There is a TWs group running under this name, apparently managed by the KMG person who is outposted in Bratislava. The group is a bit active thanks in part thanks to the dynamism of this same person.
At any rate, I am not entirely sure what Development 2.0 means but it does remind me of the now old and obsolete e-development (among many other e’s). In a way all this renaming and reinvention of old categories into new words (not concepts) has been driven by technological determinism. But that is separate topic of discussion.
Being that as it may, the latest proposal from the Development 2.0 is to have an online course explaining to all of us, regular human beings struggling with the daily in and outs of work in UNDP, the real meaning and benefits of this idea (or concept?). The messages posted in this regards are here. Here are my comments which I posted there.
I fully agree with you. Before the “2.0” syndrome hit us a few years ago, we had the “e” syndrome which was as simple as the former.
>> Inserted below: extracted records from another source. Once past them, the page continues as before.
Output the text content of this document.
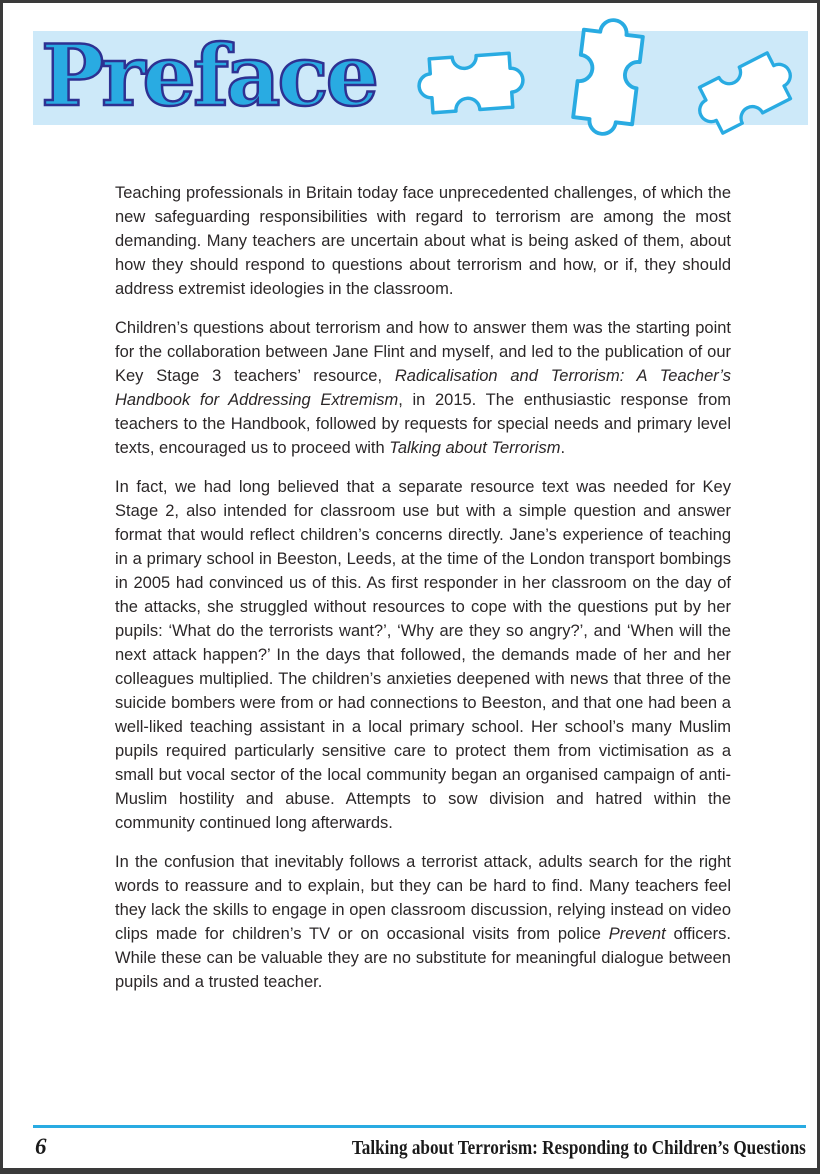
Preface

Teaching professionals in Britain today face unprecedented challenges, of which the new safeguarding responsibilities with regard to terrorism are among the most demanding. Many teachers are uncertain about what is being asked of them, about how they should respond to questions about terrorism and how, or if, they should address extremist ideologies in the classroom.

Children’s questions about terrorism and how to answer them was the starting point for the collaboration between Jane Flint and myself, and led to the publication of our Key Stage 3 teachers’ resource, Radicalisation and Terrorism: A Teacher’s Handbook for Addressing Extremism, in 2015. The enthusiastic response from teachers to the Handbook, followed by requests for special needs and primary level texts, encouraged us to proceed with Talking about Terrorism.

In fact, we had long believed that a separate resource text was needed for Key Stage 2, also intended for classroom use but with a simple question and answer format that would reflect children’s concerns directly. Jane’s experience of teaching in a primary school in Beeston, Leeds, at the time of the London transport bombings in 2005 had convinced us of this. As first responder in her classroom on the day of the attacks, she struggled without resources to cope with the questions put by her pupils: ‘What do the terrorists want?’, ‘Why are they so angry?’, and ‘When will the next attack happen?’ In the days that followed, the demands made of her and her colleagues multiplied. The children’s anxieties deepened with news that three of the suicide bombers were from or had connections to Beeston, and that one had been a well-liked teaching assistant in a local primary school. Her school’s many Muslim pupils required particularly sensitive care to protect them from victimisation as a small but vocal sector of the local community began an organised campaign of anti-Muslim hostility and abuse. Attempts to sow division and hatred within the community continued long afterwards.

In the confusion that inevitably follows a terrorist attack, adults search for the right words to reassure and to explain, but they can be hard to find. Many teachers feel they lack the skills to engage in open classroom discussion, relying instead on video clips made for children’s TV or on occasional visits from police Prevent officers. While these can be valuable they are no substitute for meaningful dialogue between pupils and a trusted teacher.

6	Talking about Terrorism: Responding to Children’s Questions
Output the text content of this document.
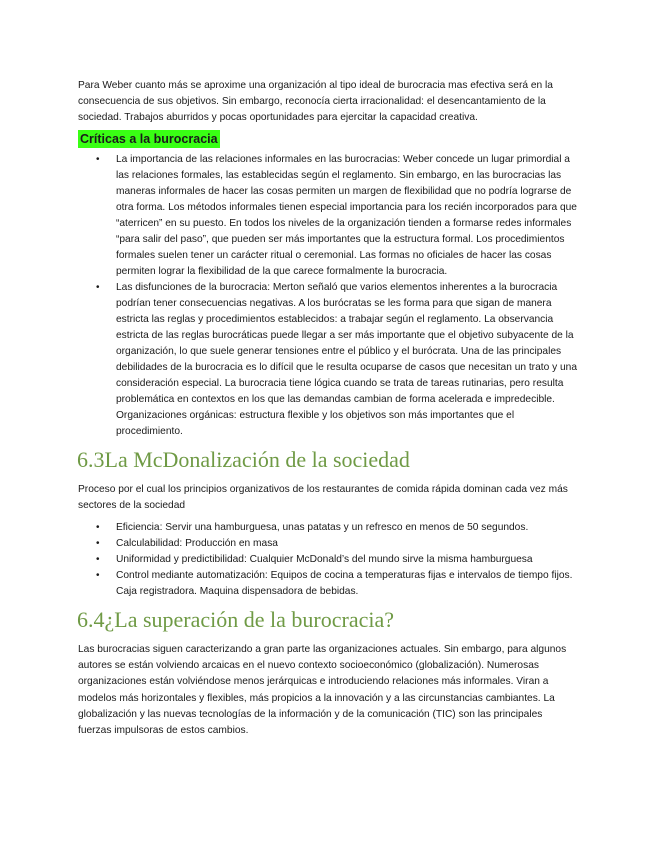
Para Weber cuanto más se aproxime una organización al tipo ideal de burocracia mas efectiva será en la consecuencia de sus objetivos. Sin embargo, reconocía cierta irracionalidad: el desencantamiento de la sociedad. Trabajos aburridos y pocas oportunidades para ejercitar la capacidad creativa.

Críticas a la burocracia
• La importancia de las relaciones informales en las burocracias: Weber concede un lugar primordial a las relaciones formales, las establecidas según el reglamento. Sin embargo, en las burocracias las maneras informales de hacer las cosas permiten un margen de flexibilidad que no podría lograrse de otra forma. Los métodos informales tienen especial importancia para los recién incorporados para que “aterricen” en su puesto. En todos los niveles de la organización tienden a formarse redes informales “para salir del paso”, que pueden ser más importantes que la estructura formal. Los procedimientos formales suelen tener un carácter ritual o ceremonial. Las formas no oficiales de hacer las cosas permiten lograr la flexibilidad de la que carece formalmente la burocracia.
• Las disfunciones de la burocracia: Merton señaló que varios elementos inherentes a la burocracia podrían tener consecuencias negativas. A los burócratas se les forma para que sigan de manera estricta las reglas y procedimientos establecidos: a trabajar según el reglamento. La observancia estricta de las reglas burocráticas puede llegar a ser más importante que el objetivo subyacente de la organización, lo que suele generar tensiones entre el público y el burócrata. Una de las principales debilidades de la burocracia es lo difícil que le resulta ocuparse de casos que necesitan un trato y una consideración especial. La burocracia tiene lógica cuando se trata de tareas rutinarias, pero resulta problemática en contextos en los que las demandas cambian de forma acelerada e impredecible. Organizaciones orgánicas: estructura flexible y los objetivos son más importantes que el procedimiento.
6.3La McDonalización de la sociedad

Proceso por el cual los principios organizativos de los restaurantes de comida rápida dominan cada vez más sectores de la sociedad

• Eficiencia: Servir una hamburguesa, unas patatas y un refresco en menos de 50 segundos.
• Calculabilidad: Producción en masa
• Uniformidad y predictibilidad: Cualquier McDonald’s del mundo sirve la misma hamburguesa
• Control mediante automatización: Equipos de cocina a temperaturas fijas e intervalos de tiempo fijos. Caja registradora. Maquina dispensadora de bebidas.
6.4¿La superación de la burocracia?

Las burocracias siguen caracterizando a gran parte las organizaciones actuales. Sin embargo, para algunos autores se están volviendo arcaicas en el nuevo contexto socioeconómico (globalización). Numerosas organizaciones están volviéndose menos jerárquicas e introduciendo relaciones más informales. Viran a modelos más horizontales y flexibles, más propicios a la innovación y a las circunstancias cambiantes. La globalización y las nuevas tecnologías de la información y de la comunicación (TIC) son las principales fuerzas impulsoras de estos cambios.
Just add “e” before anything we do and there you go. Back then, we even discussed e-development as a “new” development area. And the WB even created a e-development unit which, needless to say, has now morphed back into development (not sure if they have also added the 2.0). At any date, UNDP core niche is Human Development so if we take the metaphor that far we should now speak of HR 2.0…
We should not forget that ICTs are just a means. a powerful one indeed, but still a means. We should not try to add yet another priority to UNDP staff that already are working more than full-time. What we need to is is to help them enhance what they currently do (after all, all of us in UNDP work on “development” 1.0., 2.0 or 10.1!) using the new technologies -and not limited only to social networks. Using more “techie” jargon to attract the non-techie UNDP crowd (the vast majority of UNDP staff BTW) will back fire. Maybe that is partly why TWs has had as such a slow uptake… 🙁
In addition, I think we should also distinguish between our own internal corporate work and the policy advise and programme support we offer to COs. While we can surely use the northern base social networks for our own PR and communications, it will be very difficult to ask our national counterparts in government to use platforms based in foreign countries subject to the laws of those countries and on which many of us have NO saying whatsoever on the way they are run and managed. There is a huge GOVERNANCE issue here that needs to be addressed.
Finally, as you are aware UNDP has been doing ICT for Development since the early 1990s. We should certainly try to build on that work to build on the knowledge we have created so far and avoid repeating the some of the mistakes of the past. We need to continue to build our institutional knowledge and that is where these platforms are essential.”